Star Wars was and is my job. It can’t fire me and I’ll never be able to quit, and why would I want to? (That’s both a rhetorical and a real question.)”

I really wanted to like Fisher’s unintentional swan song. The style is conversational and intimate–sometimes too intimate. But the lack of real substance and her frequent profanity detract. (Twenty f-bombs, most neither relevant nor necessary.)

“If I’d been in high school instead of doing shows with my mother … I would have lived life as a teenager [instead of] having crushes on gay men.”

Mostly this biography covers Carrie’s childhood through the immediate aftermath of the Star Wars phenomena, with reflections on fans and fandom thrown in as filler. And a strange life she lived. She grew up in the spotlight of Hollywood celebrity, was apparently raped by her stepfather when she was fifteen, and knew only that she never wanted to be in show business.

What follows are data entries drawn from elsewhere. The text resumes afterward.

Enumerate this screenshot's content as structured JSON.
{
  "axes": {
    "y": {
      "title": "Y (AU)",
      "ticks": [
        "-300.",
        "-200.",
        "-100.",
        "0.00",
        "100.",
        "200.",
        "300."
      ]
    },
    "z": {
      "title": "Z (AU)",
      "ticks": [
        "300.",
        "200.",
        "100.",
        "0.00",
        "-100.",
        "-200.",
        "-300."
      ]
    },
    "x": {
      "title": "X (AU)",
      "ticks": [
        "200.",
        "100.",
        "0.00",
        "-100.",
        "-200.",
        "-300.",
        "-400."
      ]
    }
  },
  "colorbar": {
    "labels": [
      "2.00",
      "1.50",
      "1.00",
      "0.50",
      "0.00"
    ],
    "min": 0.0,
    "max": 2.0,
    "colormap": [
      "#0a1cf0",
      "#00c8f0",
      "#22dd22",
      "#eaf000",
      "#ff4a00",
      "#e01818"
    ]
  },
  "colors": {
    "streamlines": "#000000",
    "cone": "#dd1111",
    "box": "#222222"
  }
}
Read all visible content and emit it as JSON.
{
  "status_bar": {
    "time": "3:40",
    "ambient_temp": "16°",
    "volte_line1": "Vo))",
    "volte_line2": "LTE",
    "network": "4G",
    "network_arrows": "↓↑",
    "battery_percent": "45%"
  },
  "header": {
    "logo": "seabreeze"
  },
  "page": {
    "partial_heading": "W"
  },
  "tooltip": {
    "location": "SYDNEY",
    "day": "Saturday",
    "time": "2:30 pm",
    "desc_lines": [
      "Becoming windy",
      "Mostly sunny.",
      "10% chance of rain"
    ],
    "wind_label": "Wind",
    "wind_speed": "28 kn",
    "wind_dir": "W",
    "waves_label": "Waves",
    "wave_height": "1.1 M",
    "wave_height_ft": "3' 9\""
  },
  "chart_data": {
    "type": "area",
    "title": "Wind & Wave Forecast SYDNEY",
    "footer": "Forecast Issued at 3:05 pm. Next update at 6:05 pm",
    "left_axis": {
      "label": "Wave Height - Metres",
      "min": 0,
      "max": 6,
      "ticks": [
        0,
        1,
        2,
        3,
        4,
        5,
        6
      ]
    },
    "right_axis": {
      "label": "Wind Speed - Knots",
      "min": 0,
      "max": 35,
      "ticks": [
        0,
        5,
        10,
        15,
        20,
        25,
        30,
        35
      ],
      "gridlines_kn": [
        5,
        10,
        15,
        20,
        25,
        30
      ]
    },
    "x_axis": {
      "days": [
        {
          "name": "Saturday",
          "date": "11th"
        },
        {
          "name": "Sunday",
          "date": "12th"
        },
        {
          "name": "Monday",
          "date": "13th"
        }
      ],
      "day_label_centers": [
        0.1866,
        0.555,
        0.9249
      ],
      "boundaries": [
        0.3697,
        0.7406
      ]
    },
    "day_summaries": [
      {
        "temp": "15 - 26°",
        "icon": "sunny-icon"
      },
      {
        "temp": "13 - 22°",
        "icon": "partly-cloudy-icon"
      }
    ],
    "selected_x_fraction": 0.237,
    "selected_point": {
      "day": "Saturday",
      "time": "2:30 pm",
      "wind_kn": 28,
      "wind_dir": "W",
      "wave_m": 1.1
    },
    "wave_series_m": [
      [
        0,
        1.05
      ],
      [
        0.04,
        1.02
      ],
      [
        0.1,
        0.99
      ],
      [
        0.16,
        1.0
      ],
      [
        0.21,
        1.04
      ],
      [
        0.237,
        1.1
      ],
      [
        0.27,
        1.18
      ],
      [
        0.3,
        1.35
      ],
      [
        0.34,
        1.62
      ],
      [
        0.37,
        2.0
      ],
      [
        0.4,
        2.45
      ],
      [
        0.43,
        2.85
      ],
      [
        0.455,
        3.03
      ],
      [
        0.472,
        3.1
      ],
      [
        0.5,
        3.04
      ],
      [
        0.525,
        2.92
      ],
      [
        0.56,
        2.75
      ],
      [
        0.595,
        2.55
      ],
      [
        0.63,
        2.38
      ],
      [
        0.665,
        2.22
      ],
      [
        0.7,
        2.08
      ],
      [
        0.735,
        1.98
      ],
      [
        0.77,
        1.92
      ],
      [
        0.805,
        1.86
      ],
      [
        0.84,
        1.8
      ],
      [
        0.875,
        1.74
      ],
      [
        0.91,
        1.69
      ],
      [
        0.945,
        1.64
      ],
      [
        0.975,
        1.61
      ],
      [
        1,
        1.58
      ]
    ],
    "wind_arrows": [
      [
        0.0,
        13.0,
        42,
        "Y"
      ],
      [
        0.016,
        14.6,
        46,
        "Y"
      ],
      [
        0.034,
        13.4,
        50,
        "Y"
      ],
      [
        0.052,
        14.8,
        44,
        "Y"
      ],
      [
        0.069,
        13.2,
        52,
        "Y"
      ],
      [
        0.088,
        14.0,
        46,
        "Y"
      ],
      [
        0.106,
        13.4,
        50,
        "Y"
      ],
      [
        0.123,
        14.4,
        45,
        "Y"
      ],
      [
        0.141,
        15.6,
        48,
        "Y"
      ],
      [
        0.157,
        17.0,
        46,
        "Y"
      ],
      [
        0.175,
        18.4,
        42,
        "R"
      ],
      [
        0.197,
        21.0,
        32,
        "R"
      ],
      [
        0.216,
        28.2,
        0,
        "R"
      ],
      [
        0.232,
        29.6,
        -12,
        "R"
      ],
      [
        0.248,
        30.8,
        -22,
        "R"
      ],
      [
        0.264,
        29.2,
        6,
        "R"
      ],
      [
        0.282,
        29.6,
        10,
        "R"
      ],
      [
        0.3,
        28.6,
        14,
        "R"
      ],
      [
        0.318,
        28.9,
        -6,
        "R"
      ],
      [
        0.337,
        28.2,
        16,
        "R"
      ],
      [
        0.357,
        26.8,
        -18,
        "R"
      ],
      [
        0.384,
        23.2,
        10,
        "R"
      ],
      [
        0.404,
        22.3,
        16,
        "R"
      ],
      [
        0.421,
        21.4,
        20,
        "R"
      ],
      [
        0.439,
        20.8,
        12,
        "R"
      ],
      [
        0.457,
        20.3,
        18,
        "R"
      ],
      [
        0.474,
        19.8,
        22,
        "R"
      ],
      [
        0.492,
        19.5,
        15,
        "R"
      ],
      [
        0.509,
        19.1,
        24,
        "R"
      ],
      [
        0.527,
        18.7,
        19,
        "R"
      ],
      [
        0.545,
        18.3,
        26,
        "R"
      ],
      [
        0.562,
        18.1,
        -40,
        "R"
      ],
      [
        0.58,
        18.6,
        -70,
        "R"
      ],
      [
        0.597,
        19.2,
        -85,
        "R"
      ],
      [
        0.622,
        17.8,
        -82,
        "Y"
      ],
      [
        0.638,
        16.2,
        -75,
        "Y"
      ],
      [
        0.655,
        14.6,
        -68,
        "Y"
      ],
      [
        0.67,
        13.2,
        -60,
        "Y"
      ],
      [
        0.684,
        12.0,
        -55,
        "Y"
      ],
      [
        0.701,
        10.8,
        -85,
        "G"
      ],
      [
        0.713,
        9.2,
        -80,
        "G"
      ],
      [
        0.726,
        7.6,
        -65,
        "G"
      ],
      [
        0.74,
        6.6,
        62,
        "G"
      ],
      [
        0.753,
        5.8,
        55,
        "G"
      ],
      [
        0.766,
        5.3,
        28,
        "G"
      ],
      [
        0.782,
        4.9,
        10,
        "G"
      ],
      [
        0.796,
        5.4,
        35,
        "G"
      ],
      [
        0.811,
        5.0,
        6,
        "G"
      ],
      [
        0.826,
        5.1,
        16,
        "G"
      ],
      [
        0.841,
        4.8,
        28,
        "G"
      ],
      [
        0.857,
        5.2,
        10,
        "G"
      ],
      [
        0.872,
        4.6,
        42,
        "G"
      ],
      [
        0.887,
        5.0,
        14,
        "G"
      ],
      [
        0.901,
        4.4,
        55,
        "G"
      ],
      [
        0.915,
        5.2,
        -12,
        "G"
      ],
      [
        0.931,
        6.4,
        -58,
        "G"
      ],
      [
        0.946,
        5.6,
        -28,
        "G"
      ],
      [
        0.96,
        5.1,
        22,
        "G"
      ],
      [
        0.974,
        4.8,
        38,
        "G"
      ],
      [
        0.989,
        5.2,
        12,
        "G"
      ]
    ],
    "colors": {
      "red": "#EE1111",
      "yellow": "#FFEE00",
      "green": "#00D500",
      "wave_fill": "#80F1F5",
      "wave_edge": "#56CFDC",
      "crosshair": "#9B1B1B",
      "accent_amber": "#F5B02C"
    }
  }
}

“Would he … forgive me for … being a nineteen-year-old who, despite using four-letter words with such ease and familiarity, didn’t turn out to be the pro … I seemed to be?”

The titular diary offers insight into her mind as a nineteen-year-old thrust into both a starring role and an adulterous relationship, one of which she knew would go nowhere. Here are samples:

“Heaven’s no place for one who thrives on hell.”

“You took my breath away. And now I want it back.”

“How perfect can he be if he can’t see through me?”

A 2017 Hugo Award “related work” finalist, which category is the World Science Fiction Society’s excuse to give more Hugos. If Hugos are nothing else, they’re promotional tools.

“I was always looking ahead to what I wanted to be versus who I didn’t realize I already was.”

An incredibly strong, talented person.

“Metaphor be with you.”

2 thoughts on “Book Review: The Princess Diarist by Carrie Fisher (Three Stars)

  1. I suppose I’m one of the few people who wasn’t ever a fan. I wasn’t surprised that she was still using drugs at her death. Recovery from addiction is hard work that requires change.

  2. Like many of us, she was a small person trying to live up to great expectations.